Hiltruda nie miała więc specjalnie szczęścia: ziemie, na których żyła, zostały podbite przez obce państwo, opactwo, w którym żyła i umarła, a potem cieszyła się kultem, zostało zrównane z ziemią, a dzisiaj szybko postępująca dechrystianizacja zaciera nieliczne ślady pamięci. Nigdy nie stała się też tak popularna, by poświęcone jej kościoły i kaplice budowano w wielu miejscach. Stała się, poza malutkim prowincjonalnym Lissies, jedną z setek zapomnianych świętych ludów germańskich I tysiąclecia chrześcijaństwa.

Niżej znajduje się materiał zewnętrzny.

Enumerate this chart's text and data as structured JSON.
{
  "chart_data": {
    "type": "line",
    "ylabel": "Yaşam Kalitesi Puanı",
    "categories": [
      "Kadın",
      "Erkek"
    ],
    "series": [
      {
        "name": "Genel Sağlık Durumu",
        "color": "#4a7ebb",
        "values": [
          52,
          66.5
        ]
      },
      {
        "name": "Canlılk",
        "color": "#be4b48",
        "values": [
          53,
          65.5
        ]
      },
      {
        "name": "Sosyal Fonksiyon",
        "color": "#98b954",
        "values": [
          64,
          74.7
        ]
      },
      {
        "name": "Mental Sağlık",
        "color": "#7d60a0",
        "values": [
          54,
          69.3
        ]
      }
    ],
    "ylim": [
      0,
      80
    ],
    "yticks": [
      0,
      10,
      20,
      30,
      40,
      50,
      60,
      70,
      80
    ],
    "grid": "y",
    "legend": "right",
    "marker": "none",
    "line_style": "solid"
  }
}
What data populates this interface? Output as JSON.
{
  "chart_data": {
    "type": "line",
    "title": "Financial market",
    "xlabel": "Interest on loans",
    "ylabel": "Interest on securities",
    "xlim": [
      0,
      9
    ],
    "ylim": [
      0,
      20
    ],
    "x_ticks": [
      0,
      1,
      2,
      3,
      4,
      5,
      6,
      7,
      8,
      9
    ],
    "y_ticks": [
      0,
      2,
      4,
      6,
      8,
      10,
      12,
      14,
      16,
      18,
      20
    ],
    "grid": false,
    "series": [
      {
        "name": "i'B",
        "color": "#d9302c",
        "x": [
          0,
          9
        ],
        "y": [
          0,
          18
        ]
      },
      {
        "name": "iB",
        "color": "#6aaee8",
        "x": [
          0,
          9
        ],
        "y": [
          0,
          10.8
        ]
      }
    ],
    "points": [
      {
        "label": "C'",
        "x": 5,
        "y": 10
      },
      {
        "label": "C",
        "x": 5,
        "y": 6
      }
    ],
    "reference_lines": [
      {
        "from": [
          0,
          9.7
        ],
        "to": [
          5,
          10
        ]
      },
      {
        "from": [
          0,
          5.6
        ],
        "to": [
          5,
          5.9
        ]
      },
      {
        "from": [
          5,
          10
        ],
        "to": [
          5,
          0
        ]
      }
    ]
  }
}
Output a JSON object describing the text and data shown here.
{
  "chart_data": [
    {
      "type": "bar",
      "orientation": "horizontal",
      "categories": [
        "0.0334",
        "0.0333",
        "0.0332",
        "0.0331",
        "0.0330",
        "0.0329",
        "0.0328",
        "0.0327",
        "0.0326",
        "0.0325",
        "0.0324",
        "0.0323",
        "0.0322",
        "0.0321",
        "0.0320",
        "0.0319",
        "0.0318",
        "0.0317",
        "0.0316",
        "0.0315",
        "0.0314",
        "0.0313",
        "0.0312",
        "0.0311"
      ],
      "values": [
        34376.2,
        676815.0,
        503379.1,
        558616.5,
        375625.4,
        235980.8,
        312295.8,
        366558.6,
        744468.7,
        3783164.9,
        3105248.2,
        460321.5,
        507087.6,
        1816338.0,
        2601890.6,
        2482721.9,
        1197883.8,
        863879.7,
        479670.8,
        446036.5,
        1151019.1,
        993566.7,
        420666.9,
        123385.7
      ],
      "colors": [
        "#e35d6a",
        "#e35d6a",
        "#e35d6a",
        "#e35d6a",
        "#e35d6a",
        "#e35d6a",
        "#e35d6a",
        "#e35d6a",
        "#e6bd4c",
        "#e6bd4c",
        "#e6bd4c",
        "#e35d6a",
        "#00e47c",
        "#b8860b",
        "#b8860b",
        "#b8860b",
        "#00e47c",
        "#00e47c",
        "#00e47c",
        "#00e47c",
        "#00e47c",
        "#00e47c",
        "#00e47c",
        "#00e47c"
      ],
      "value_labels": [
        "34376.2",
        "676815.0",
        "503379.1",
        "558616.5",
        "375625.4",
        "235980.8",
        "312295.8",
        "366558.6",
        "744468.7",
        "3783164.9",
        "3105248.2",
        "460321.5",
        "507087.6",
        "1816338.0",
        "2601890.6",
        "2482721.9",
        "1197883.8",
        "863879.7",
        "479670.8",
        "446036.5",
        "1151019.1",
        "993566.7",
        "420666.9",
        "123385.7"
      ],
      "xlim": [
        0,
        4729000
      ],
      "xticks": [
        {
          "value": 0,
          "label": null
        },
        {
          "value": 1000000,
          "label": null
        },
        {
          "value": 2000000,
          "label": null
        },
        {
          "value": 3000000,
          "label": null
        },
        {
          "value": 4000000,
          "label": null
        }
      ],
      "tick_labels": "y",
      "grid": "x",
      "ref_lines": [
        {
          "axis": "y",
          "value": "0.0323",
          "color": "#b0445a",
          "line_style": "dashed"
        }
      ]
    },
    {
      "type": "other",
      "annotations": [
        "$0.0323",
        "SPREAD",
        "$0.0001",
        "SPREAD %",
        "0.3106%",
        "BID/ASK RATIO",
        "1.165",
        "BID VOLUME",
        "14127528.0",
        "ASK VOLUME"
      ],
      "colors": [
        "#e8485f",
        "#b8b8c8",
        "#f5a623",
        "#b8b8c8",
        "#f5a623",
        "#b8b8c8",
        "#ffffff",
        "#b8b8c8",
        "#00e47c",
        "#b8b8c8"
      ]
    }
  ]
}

Nie udało mi się nawet znaleźć informacji, w jakich sprawach jest patronką. W przepastnych zakamarkach Internetu (w Google Play) udało mi się za to wygrzebać XIX-wieczną książkę na jej temat (https://play.google.com/store/books/details?id=F7nNI1jvE3oC&rdid=book-F7nNI1jvE3oC&rdot=1). A na polskojęzycznej stronie https://imiona.net.pl zamieszczono modlitwę:

Modlitwa do św. Hiltrudy z Liessies

Boże, ze czcią wspominamy dziewicze życie świętej Hiltrudy, wysłuchaj nasze prośby i spraw, abyśmy wytrwali w Twojej miłości i postępowali w niej aż do końca życia. Przez Chrystusa Pana naszego. Amen.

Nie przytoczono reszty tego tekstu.